Artikel 4:12a van de APV bepaalt dat indien een beschermde houtopstand waarvoor een vergunningsplicht geldt zoals beschreven in artikel 4:11 van deze verordening, zonder vergunning van het bevoegd gezag is geveld, dan wel op ernstige wijze is beschadigd waardoor deze in het voortbestaan wordt bedreigd, het bevoegd gezag de zakelijk gerechtigde tot de grond waarop zich de beschermde houtopstand bevond dan wel aan degene die uit andere hoofde tot het treffen van voorzieningen bevoegd is, de verplichting kan opleggen te herplanten overeenkomstig de door hen te geven aanwijzingen binnen een door hen te stellen termijn.
Nota kapbeleid Gemeente Goirle 2014 (Nota kapbeleid)
In paragraaf 4.8 van de Nota kapbeleid is bepaald dat wanneer de toezichthouder constateert dat een beschermde houtopstand is gekapt dan wel op andere wijze teniet is gegaan, zonder dat daarvoor een vergunning is verleend, een verplichting tot herplanten wordt opgelegd.

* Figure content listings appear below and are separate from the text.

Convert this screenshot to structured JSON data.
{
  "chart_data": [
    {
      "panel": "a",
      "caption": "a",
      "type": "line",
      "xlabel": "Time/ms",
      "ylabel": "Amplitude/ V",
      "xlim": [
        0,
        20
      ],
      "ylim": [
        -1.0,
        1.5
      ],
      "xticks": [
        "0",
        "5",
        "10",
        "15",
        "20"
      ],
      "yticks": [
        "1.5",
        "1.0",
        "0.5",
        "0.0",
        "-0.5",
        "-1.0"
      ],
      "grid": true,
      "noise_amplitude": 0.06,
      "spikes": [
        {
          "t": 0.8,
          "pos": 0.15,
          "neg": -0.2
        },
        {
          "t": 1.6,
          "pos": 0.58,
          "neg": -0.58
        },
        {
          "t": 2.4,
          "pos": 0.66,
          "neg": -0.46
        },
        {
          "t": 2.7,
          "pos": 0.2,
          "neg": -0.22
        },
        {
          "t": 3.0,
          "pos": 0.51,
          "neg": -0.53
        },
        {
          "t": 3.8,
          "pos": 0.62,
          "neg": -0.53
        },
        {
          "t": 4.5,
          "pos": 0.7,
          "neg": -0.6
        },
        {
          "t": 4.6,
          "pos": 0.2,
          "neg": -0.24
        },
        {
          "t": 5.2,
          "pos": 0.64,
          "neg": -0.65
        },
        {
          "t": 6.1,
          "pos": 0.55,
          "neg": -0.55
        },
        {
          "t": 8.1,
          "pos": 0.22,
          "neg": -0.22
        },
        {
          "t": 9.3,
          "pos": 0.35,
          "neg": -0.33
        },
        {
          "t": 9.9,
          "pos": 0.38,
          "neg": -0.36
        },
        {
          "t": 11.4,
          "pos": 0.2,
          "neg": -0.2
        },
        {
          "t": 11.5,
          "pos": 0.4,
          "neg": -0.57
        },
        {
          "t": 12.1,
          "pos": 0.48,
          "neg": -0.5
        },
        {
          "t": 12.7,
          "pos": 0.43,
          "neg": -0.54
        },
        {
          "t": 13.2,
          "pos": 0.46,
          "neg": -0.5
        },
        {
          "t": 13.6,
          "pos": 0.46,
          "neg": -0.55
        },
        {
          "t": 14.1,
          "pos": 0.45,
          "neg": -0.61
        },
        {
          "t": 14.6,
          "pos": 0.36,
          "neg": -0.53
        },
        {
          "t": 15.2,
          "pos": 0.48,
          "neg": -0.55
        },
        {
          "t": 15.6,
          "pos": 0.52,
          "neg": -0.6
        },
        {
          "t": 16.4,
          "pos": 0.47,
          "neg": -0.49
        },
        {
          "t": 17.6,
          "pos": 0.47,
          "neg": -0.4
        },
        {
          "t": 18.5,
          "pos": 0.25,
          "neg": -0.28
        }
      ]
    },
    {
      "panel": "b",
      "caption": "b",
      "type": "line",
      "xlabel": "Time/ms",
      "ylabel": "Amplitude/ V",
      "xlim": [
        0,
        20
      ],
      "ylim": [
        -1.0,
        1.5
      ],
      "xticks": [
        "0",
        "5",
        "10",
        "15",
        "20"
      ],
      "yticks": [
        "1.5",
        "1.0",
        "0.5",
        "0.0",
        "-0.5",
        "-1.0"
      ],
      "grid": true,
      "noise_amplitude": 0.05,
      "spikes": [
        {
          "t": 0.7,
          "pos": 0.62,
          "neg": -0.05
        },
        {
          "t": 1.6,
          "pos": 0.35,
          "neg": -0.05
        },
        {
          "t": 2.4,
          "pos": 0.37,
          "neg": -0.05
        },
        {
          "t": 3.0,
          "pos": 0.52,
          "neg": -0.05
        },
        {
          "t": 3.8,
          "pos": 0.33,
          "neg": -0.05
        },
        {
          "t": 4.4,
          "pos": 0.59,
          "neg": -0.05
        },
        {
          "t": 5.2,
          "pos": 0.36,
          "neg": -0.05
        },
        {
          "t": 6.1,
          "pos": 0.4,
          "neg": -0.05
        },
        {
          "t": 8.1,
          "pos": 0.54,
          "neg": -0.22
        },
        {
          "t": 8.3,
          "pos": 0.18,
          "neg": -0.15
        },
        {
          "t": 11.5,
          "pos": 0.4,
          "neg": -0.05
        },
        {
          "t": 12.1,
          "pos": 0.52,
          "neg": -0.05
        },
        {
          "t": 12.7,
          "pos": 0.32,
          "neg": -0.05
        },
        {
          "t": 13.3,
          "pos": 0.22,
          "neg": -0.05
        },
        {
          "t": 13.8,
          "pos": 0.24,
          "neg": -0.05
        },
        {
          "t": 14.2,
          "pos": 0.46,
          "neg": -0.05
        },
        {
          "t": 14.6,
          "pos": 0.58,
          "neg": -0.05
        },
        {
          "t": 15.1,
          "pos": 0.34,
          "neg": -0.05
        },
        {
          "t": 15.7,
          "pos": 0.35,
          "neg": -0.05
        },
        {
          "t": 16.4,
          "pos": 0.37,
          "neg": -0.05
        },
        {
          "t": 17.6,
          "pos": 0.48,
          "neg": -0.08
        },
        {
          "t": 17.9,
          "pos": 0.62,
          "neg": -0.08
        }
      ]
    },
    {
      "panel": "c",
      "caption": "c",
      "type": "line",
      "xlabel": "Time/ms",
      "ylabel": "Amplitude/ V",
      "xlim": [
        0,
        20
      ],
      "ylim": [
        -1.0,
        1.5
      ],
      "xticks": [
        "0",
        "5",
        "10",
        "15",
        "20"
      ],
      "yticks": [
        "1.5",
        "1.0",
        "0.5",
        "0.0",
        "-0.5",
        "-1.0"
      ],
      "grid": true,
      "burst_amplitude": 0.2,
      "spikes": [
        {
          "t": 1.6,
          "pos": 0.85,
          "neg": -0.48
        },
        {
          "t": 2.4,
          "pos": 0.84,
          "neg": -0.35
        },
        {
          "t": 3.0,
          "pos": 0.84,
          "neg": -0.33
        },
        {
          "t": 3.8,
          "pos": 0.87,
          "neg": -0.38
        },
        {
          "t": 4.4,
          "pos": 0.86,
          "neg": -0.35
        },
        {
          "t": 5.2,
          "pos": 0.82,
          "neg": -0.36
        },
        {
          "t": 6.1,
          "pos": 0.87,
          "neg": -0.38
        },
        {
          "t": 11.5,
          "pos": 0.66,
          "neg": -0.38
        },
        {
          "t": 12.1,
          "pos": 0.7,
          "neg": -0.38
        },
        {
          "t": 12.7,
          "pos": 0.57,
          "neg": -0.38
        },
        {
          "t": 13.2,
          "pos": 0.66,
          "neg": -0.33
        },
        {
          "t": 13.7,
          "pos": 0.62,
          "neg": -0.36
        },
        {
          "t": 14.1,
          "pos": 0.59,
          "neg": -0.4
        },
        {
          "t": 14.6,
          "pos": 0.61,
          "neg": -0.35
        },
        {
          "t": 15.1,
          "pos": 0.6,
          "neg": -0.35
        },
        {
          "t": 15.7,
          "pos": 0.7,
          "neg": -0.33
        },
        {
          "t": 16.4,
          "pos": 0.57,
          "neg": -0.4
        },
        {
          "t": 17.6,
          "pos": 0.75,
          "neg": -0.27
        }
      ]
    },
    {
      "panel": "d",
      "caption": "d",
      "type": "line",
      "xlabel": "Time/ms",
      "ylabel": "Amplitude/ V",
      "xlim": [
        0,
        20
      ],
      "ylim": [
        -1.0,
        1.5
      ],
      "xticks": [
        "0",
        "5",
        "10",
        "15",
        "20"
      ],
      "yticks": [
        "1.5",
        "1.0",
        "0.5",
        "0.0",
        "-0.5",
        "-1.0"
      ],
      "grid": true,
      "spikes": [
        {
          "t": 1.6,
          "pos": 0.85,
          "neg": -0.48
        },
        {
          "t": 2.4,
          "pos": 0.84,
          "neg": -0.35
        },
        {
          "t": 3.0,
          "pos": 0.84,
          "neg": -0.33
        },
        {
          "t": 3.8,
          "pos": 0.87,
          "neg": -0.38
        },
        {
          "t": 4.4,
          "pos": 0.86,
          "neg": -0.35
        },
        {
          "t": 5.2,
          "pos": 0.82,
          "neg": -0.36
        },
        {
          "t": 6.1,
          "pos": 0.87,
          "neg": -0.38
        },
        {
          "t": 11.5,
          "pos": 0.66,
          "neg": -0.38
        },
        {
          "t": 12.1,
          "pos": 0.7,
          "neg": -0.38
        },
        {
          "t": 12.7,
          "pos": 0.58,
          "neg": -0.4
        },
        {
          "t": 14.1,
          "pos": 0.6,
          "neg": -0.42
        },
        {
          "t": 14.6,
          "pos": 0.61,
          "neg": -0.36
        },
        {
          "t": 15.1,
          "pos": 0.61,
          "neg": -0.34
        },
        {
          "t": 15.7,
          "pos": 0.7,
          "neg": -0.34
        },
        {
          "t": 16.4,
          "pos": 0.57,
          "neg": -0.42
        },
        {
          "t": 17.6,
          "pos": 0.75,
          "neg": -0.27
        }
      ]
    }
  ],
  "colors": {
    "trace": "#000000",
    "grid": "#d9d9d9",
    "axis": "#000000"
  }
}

De gemeente bepaalt waar (locatie), hoe (grootte en/of soort boom) en voor wanneer (termijn) de herplant dient plaats te vinden en geeft aan op welke wijze eventueel niet aangeslagen herplant moet worden vervangen. De algemene richtlijn is om ter plaatste een gelijksoortige boom te herplanten. Herplant dient in het huidige of eerst volgende plantseizoen (1 oktober tot 30 april) plaats te vinden. Indien niet ter plaatse kan worden herplant, kan de gemeente een financiële compensatie vragen, waardoor de gemeente elders zelf een boom kan planten. De hoogte van het bedrag is afhankelijk van de waarde van de te kappen houtopstand, maar bedraagt minimaal € 250,-. Deze paragraaf bepaalt verder dat wanneer een beschermde boom, zonder dat daar een vergunning voor is afgegeven, ernstig is beschadigd waardoor deze in het voorbestaan wordt bedreigd, de gemeente de aanvrager of verantwoordelijke verplichtingen zal opleggen. Deze verplichting kan bestaan uit het treffen van maatregelen binnen een gestelde termijn, waardoor de dreiging wordt weggenomen. Als niet helemaal duidelijk is wat de dreiging precies omvat en wat voor maatregelen daar tegen genomen kunnen worden, kan de gemeente, de eigenaar of verantwoordelijke, opleggen een Bomen Effect Analyse op te laten stellen conform de landelijke richtlijnen van de Bomenstichting door een deskundige (bij voorkeur een erkend European Tree Technician). Mocht de dreiging niet kunnen worden weggenomen, kan de gemeente alsnog een plicht tot herplant opleggen of een financiële compensatie vragen of zelf een boom terug planten.
Wet algemene bepalingen omgevingsrecht (Wabo)
Artikel 2.2, eerste lid, aanhef en onder g van de Wabo, bepaalt dat voor zover ingevolge een bepaling in een provinciale of gemeentelijke verordening een vergunning of ontheffing is vereist om: g. een houtopstand te vellen of te doen vellen, een zodanige bepaling geldt als een verbod om een project voor zover dat geheel of gedeeltelijk uit die activiteiten bestaat, uit te voeren zonder omgevingsvergunning.
Artikel 5.1 van de Wabo bepaalt in samenhang met artikel 5.2, eerste lid, aanhef en onder a, van de Wabo, dat het bevoegd gezag tot taak heeft zorg te dragen voor de bestuursrechtelijke handhaving van de op grond van het bepaalde bij of krachtens de betrokken wetten, waaronder de Wabo, voor degene die het betrokken project uitvoert, geldende voorschriften.